Mean men, used here, indicates ‘middle of the range.’ Kings, on the other hand, are at the upper level.
"But Paul said, I am a man which am a Jew of Tarsus, a city of Cilicia, a citizen of no mean city...”
Paul is not claiming membership of a cruel group; he is claiming he’s not from some backwater or ‘Mayberry’—his origin is from a significant, relevant city.
“...And the mean man boweth down, and the great man humbleth himself...” [before idols] (Isaiah 2:9).
Here, both the leaders and the common man (mean man) are bowing to idols.
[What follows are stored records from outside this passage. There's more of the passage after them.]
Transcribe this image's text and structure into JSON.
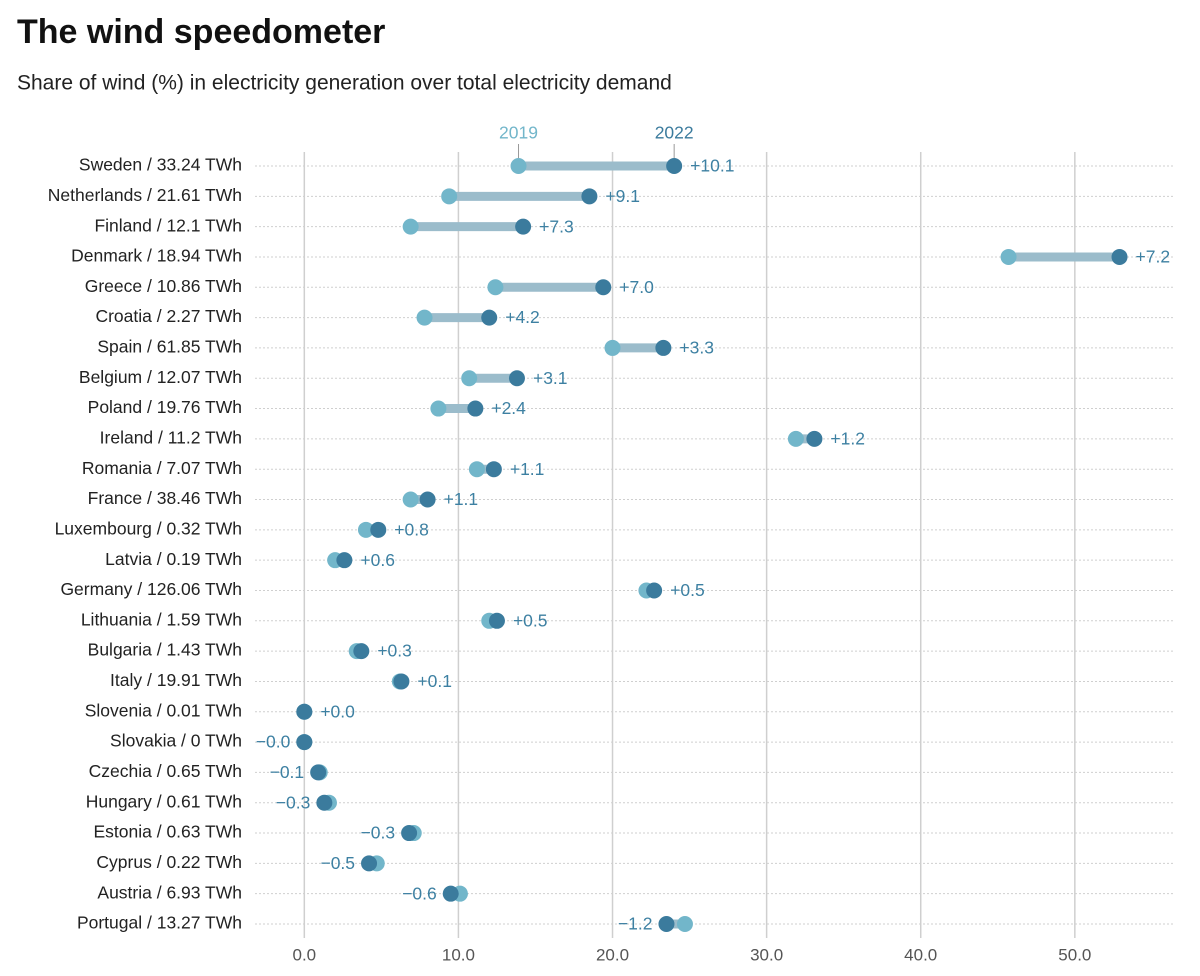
{
  "chart_data": {
    "type": "dumbbell",
    "title": "The wind speedometer",
    "subtitle": "Share of wind (%) in electricity generation over total electricity demand",
    "categories": [
      "Sweden / 33.24 TWh",
      "Netherlands / 21.61 TWh",
      "Finland / 12.1 TWh",
      "Denmark / 18.94 TWh",
      "Greece / 10.86 TWh",
      "Croatia / 2.27 TWh",
      "Spain / 61.85 TWh",
      "Belgium / 12.07 TWh",
      "Poland / 19.76 TWh",
      "Ireland / 11.2 TWh",
      "Romania / 7.07 TWh",
      "France / 38.46 TWh",
      "Luxembourg / 0.32 TWh",
      "Latvia / 0.19 TWh",
      "Germany / 126.06 TWh",
      "Lithuania / 1.59 TWh",
      "Bulgaria / 1.43 TWh",
      "Italy / 19.91 TWh",
      "Slovenia / 0.01 TWh",
      "Slovakia / 0 TWh",
      "Czechia / 0.65 TWh",
      "Hungary / 0.61 TWh",
      "Estonia / 0.63 TWh",
      "Cyprus / 0.22 TWh",
      "Austria / 6.93 TWh",
      "Portugal / 13.27 TWh"
    ],
    "series": [
      {
        "name": "2019",
        "color": "#72b6ca",
        "values": [
          13.9,
          9.4,
          6.9,
          45.7,
          12.4,
          7.8,
          20.0,
          10.7,
          8.7,
          31.9,
          11.2,
          6.9,
          4.0,
          2.0,
          22.2,
          12.0,
          3.4,
          6.2,
          0.0,
          0.0,
          1.0,
          1.6,
          7.1,
          4.7,
          10.1,
          24.7
        ]
      },
      {
        "name": "2022",
        "color": "#3b7b9d",
        "values": [
          24.0,
          18.5,
          14.2,
          52.9,
          19.4,
          12.0,
          23.3,
          13.8,
          11.1,
          33.1,
          12.3,
          8.0,
          4.8,
          2.6,
          22.7,
          12.5,
          3.7,
          6.3,
          0.0,
          0.0,
          0.9,
          1.3,
          6.8,
          4.2,
          9.5,
          23.5
        ]
      }
    ],
    "change": {
      "color": "#3d80a2",
      "values": [
        10.1,
        9.1,
        7.3,
        7.2,
        7.0,
        4.2,
        3.3,
        3.1,
        2.4,
        1.2,
        1.1,
        1.1,
        0.8,
        0.6,
        0.5,
        0.5,
        0.3,
        0.1,
        0.0,
        -0.0,
        -0.1,
        -0.3,
        -0.3,
        -0.5,
        -0.6,
        -1.2
      ],
      "value_labels": [
        "+10.1",
        "+9.1",
        "+7.3",
        "+7.2",
        "+7.0",
        "+4.2",
        "+3.3",
        "+3.1",
        "+2.4",
        "+1.2",
        "+1.1",
        "+1.1",
        "+0.8",
        "+0.6",
        "+0.5",
        "+0.5",
        "+0.3",
        "+0.1",
        "+0.0",
        "−0.0",
        "−0.1",
        "−0.3",
        "−0.3",
        "−0.5",
        "−0.6",
        "−1.2"
      ]
    },
    "connector_color": "#9bbccb",
    "xlim": [
      -3.2,
      56.5
    ],
    "xticks": [
      {
        "value": 0,
        "label": "0.0"
      },
      {
        "value": 10,
        "label": "10.0"
      },
      {
        "value": 20,
        "label": "20.0"
      },
      {
        "value": 30,
        "label": "30.0"
      },
      {
        "value": 40,
        "label": "40.0"
      },
      {
        "value": 50,
        "label": "50.0"
      }
    ],
    "grid": true
  }
}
Mean neither indicate anger or cruelty, nor is its use obscure.
Mean is not archaic either: it’s presently used in statistics, engineering, and finance:
Example: five homes are for sale in your town: $20,000; $60,000; $80,000; $120,000; and $420,00. If you seek the average, add these values up and then divide the sum by five: $140,000.
However, you may notice the mean value advertised (clouded as average) in real estate sales. Savvy real estate sellers know there is a difference, and they use the ignorance of the readers to inflate the value of their market.
Mean: determine the farthest points in each direction—the high and low, and calculate the point exactly in the middle between the two. $220,000 is the mean for the houses for sale in your town ($20k the low; $420k the high); but, the average is $140,000. Clearly average or obscure are not words that are synonymous with mean in today’s financial world, nor are they interchangeable (per modern versions) in the Bible.